Snead could be difficult and was not the most culturally enlightened golfer but Black got along with him.
“He was a good man. I learned a lot from him about playing golf,” Black says. “He told me how I had to concentrate, visualize. He said, ‘You’ve got to see it.’ ”

Black was good enough to win tournaments on the United Golf Association tour, the primary tour for Black players for decades. That’s where he met Joe Louis and Jackie Robinson, who played in some UGA events, and he took his game on the road, wherever it led him.
That’s how Black found himself in Los Angeles in 1964. He had gone to New York where he won enough money to get himself to the west coast with two other golfers. They drove out there, trying to make ends meet playing wherever they could find a game or a tournament that allowed them. They shared a furnished apartment but that, and their golf clubs, was about all they had.
To get into the L.A. Open, Black drove about 50 miles to a qualifier in Yorba Linda, California, where he earned one of the two spots.
When he got to Rancho Park for the tour event, he found out it would cost him $10 to enter. Black didn’t have $10.
“I couldn’t get $10 from nobody,” Black says. “I went back to the tee box where George Walsh (another pro) was. I never could forget it. I said, ‘I can’t find any money.’ He said, ‘I’m going to give it to you and one day you can tell my children that I helped somebody.’ ”
Late that Thursday afternoon as the sun was going down, Black remembers making a three on his 18th hole (it was No. 9 at the time) to shoot 67. Three years earlier, Arnold Palmer had made a 12 on the same hole and there is a plaque on the tee commemorating Arnie’s ignominious achievement.
“Arnold Palmer made a 12. I made three on it. I remember that,” Black says, chuckling at the memory.
Black was a Palmer fan, admiring his aggressive style and his nerve. That’s the kind of player Black tried to be. Palmer, Black recalls, appreciated what he was up against.
“Palmer would say, ‘Take it, things will work its way out. Just stay focused. You’re here, you don’t want to get run off so follow the rules,’” Black says.
“He talks about the way he had to sneak on courses just to play and how they didn’t have the equipment they needed. He and Mr. Charlie fought it and dealt with it. It wasn’t easy.” – James Boulware
As a player, Black never quite made it the way Sifford or Jim Dent or Lee Elder did on the PGA Tour. But he was a part of the change that came to professional golf, an evolution that continues today.
James Boulware, the general manager at Dr. Charles L. Sifford Golf Course, sees Black most days. A couple of years ago, they played a few holes together and Boulware could still see the swing that made Black one of the best of his generation.

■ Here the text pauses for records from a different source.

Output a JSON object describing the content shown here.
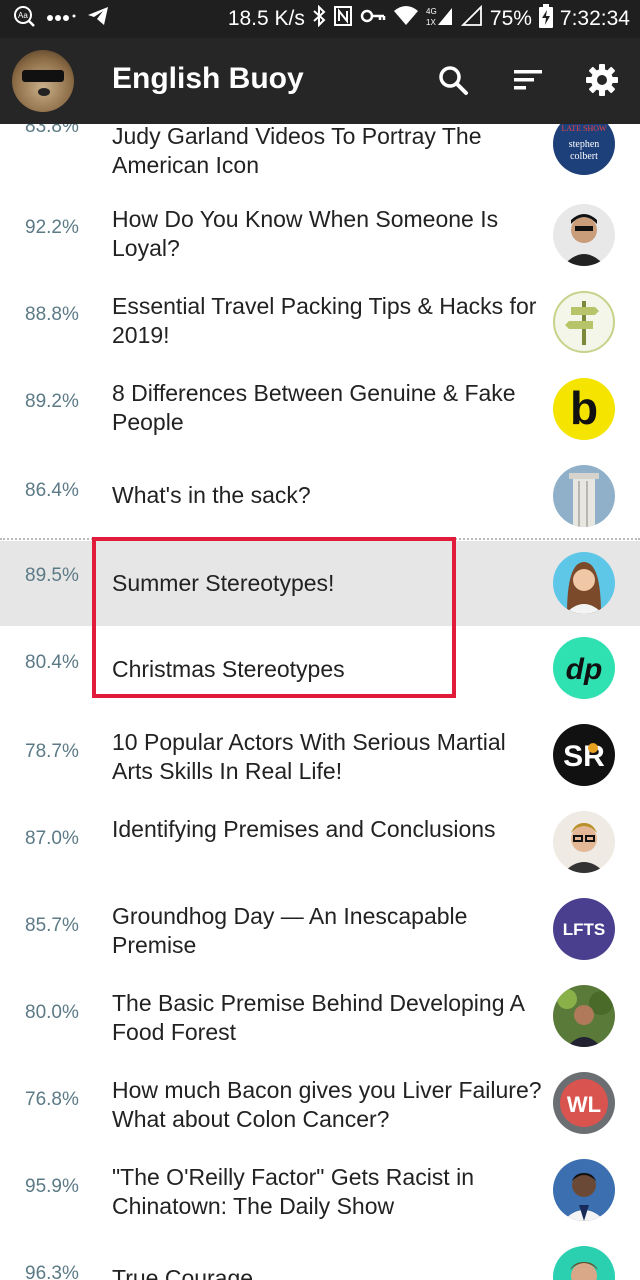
{
  "status_bar": {
    "speed": "18.5 K/s",
    "battery": "75%",
    "time": "7:32:34"
  },
  "app": {
    "title": "English Buoy",
    "icons": [
      "search-icon",
      "sort-icon",
      "settings-icon"
    ]
  },
  "items": [
    {
      "score": "83.8%",
      "title": "Judy Garland Videos To Portray The American Icon",
      "thumb": "stephen-colbert-show",
      "thumb_color": "#1d3f7a"
    },
    {
      "score": "92.2%",
      "title": "How Do You Know When Someone Is Loyal?",
      "thumb": "man-portrait",
      "thumb_color": "#6b5a4e"
    },
    {
      "score": "88.8%",
      "title": "Essential Travel Packing Tips & Hacks for 2019!",
      "thumb": "signpost-logo",
      "thumb_color": "#f3f6e8"
    },
    {
      "score": "89.2%",
      "title": "8 Differences Between Genuine & Fake People",
      "thumb": "b-logo",
      "thumb_color": "#f5e400"
    },
    {
      "score": "86.4%",
      "title": "What's in the sack?",
      "thumb": "column-photo",
      "thumb_color": "#8fb0c8"
    },
    {
      "score": "89.5%",
      "title": "Summer Stereotypes!",
      "thumb": "woman-portrait",
      "thumb_color": "#5ec7e8"
    },
    {
      "score": "80.4%",
      "title": "Christmas Stereotypes",
      "thumb": "dp-logo",
      "thumb_color": "#2fe0b0"
    },
    {
      "score": "78.7%",
      "title": "10 Popular Actors With Serious Martial Arts Skills In Real Life!",
      "thumb": "sr-logo",
      "thumb_color": "#111111"
    },
    {
      "score": "87.0%",
      "title": "Identifying Premises and Conclusions",
      "thumb": "man-glasses-portrait",
      "thumb_color": "#d8c9b8"
    },
    {
      "score": "85.7%",
      "title": "Groundhog Day — An Inescapable Premise",
      "thumb": "lfts-logo",
      "thumb_color": "#4a3f8f"
    },
    {
      "score": "80.0%",
      "title": "The Basic Premise Behind Developing A Food Forest",
      "thumb": "man-plants-portrait",
      "thumb_color": "#5a7a3a"
    },
    {
      "score": "76.8%",
      "title": "How much Bacon gives you Liver Failure? What about Colon Cancer?",
      "thumb": "wl-logo",
      "thumb_color": "#6b6f73"
    },
    {
      "score": "95.9%",
      "title": "\"The O'Reilly Factor\" Gets Racist in Chinatown: The Daily Show",
      "thumb": "man-portrait-2",
      "thumb_color": "#3b6fb0"
    },
    {
      "score": "96.3%",
      "title": "True Courage",
      "thumb": "man-portrait-3",
      "thumb_color": "#2ad0b0"
    }
  ],
  "highlight_index": 5,
  "thumb_text": {
    "b": "b",
    "dp": "dp",
    "sr": "SR",
    "lfts": "LFTS",
    "wl": "WL",
    "colbert_top": "LATE SHOW",
    "colbert_name": "stephen colbert"
  },
  "colors": {
    "status_bg": "#1f1f1f",
    "appbar_bg": "#262626",
    "score": "#5b7a86",
    "highlight": "#e6e6e6",
    "red_box": "#e31b3a"
  }
}
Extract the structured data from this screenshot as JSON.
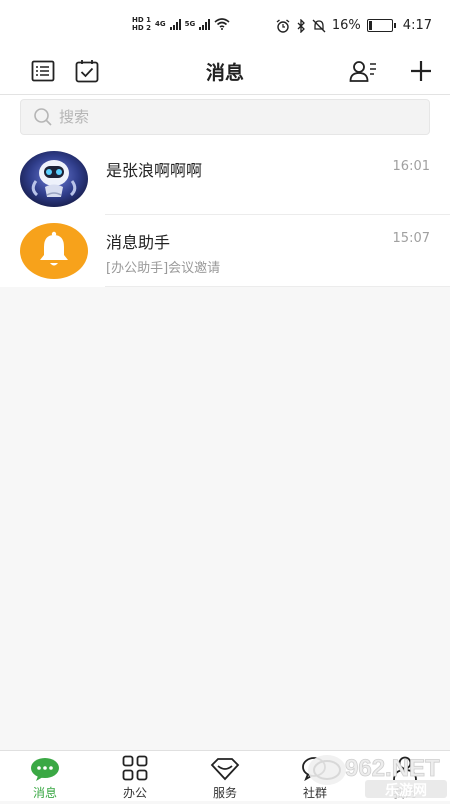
{
  "status_bar": {
    "hd1": "HD 1",
    "hd2": "HD 2",
    "net1": "4G",
    "net2": "5G",
    "battery_percent": "16%",
    "battery_level": 0.16,
    "time": "4:17"
  },
  "header": {
    "title": "消息",
    "left_icons": [
      "list-icon",
      "checklist-icon"
    ],
    "right_icons": [
      "contacts-icon",
      "plus-icon"
    ]
  },
  "search": {
    "placeholder": "搜索",
    "value": ""
  },
  "conversations": [
    {
      "name": "是张浪啊啊啊",
      "time": "16:01",
      "preview": "",
      "avatar": "robot-avatar"
    },
    {
      "name": "消息助手",
      "time": "15:07",
      "preview": "[办公助手]会议邀请",
      "avatar": "bell-icon",
      "avatar_color": "#f7a21b"
    }
  ],
  "tabs": [
    {
      "label": "消息",
      "icon": "chat-bubble-icon",
      "active": true
    },
    {
      "label": "办公",
      "icon": "grid-icon",
      "active": false
    },
    {
      "label": "服务",
      "icon": "diamond-icon",
      "active": false
    },
    {
      "label": "社群",
      "icon": "community-icon",
      "active": false
    },
    {
      "label": "我的",
      "icon": "profile-icon",
      "active": false
    }
  ],
  "watermark": {
    "text1": "962.NET",
    "text2": "乐游网"
  },
  "colors": {
    "accent": "#3aa844",
    "bell_bg": "#f7a21b",
    "background": "#f7f7f7"
  }
}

“I love him to death,” Boulware says. “He talks about the way he had to sneak on courses just to play and how they didn’t have the equipment they needed. He and Mr. Charlie fought it and dealt with it. It wasn’t easy.
“I thank him all the time for what he did so we can do what we do now.”

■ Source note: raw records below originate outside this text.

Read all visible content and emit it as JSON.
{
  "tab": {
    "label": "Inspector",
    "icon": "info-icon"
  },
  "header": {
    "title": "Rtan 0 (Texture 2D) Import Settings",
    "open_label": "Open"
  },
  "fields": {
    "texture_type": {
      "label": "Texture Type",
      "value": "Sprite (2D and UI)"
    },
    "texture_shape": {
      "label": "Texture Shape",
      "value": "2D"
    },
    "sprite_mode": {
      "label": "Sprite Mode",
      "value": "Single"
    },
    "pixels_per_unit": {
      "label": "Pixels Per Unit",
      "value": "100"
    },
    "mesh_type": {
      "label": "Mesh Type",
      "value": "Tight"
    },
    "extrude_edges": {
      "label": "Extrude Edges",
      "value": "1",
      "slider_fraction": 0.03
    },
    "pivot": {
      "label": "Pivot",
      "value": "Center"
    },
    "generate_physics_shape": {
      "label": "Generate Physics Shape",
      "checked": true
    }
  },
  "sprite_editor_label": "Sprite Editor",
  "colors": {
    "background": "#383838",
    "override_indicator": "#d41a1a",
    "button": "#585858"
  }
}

Black still offers tips to players who ask for them, helping youngsters from time to time. He’s been talking with a young player who can hit it a mile but hasn’t grasped the nuances of the game.

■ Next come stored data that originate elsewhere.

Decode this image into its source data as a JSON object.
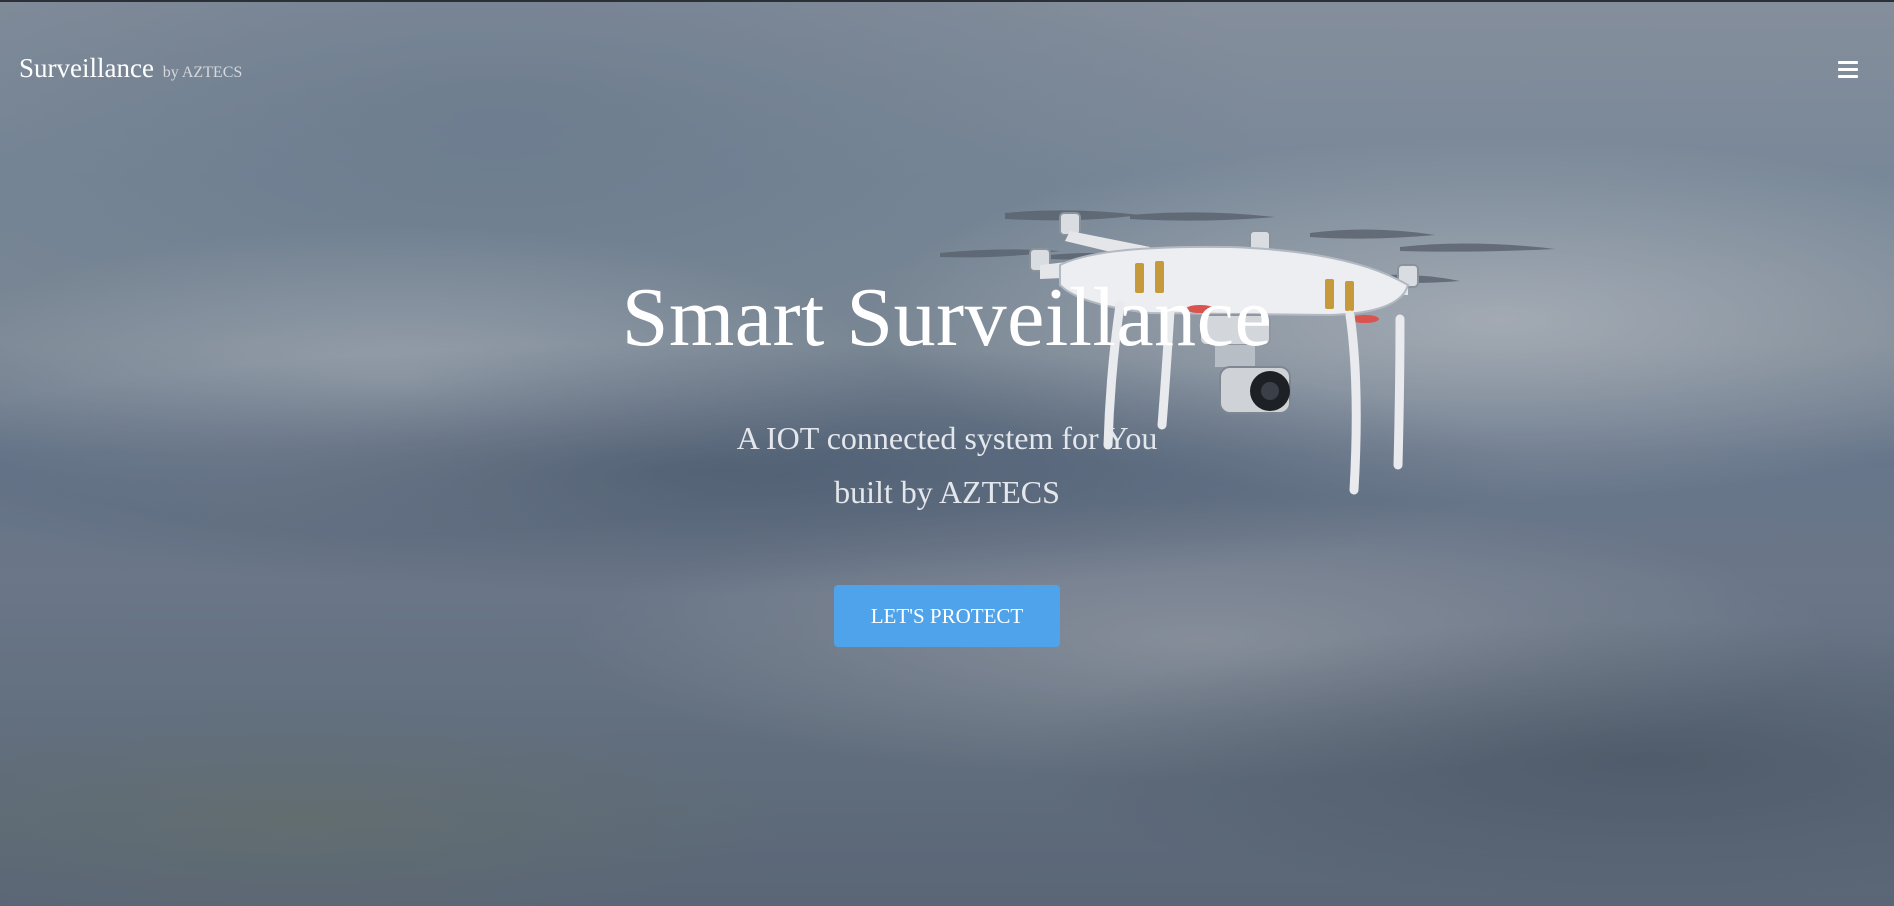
{
  "navbar": {
    "brand_title": "Surveillance",
    "brand_subtitle": "by AZTECS",
    "menu_icon": "hamburger-menu-icon"
  },
  "hero": {
    "title": "Smart Surveillance",
    "subtitle_line1": "A IOT connected system for You",
    "subtitle_line2": "built by AZTECS",
    "cta_label": "LET'S PROTECT"
  },
  "colors": {
    "cta_background": "#4ea3ea",
    "text": "#ffffff"
  }
}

“I say there are no pars, no birdies, no eagles, no bogeys. You go to the first hole, if you make four, the next shot is five then six, seven, eight, nine, 10, all the way through,” Black says.
“That’s how you can shoot a number. Gary Player told me that.”
Most of the guys Black played golf with and against are gone now. It’s fair to assume that most of the people who come through the golf shop at the Sifford course have no idea that the man sitting at the table watching television or hanging around outside watching people chip and putt has a small part in the history of the game.
Black still likes coming to the golf course.
“It’s a lifetime game,” he says. “I don’t know nothing else.”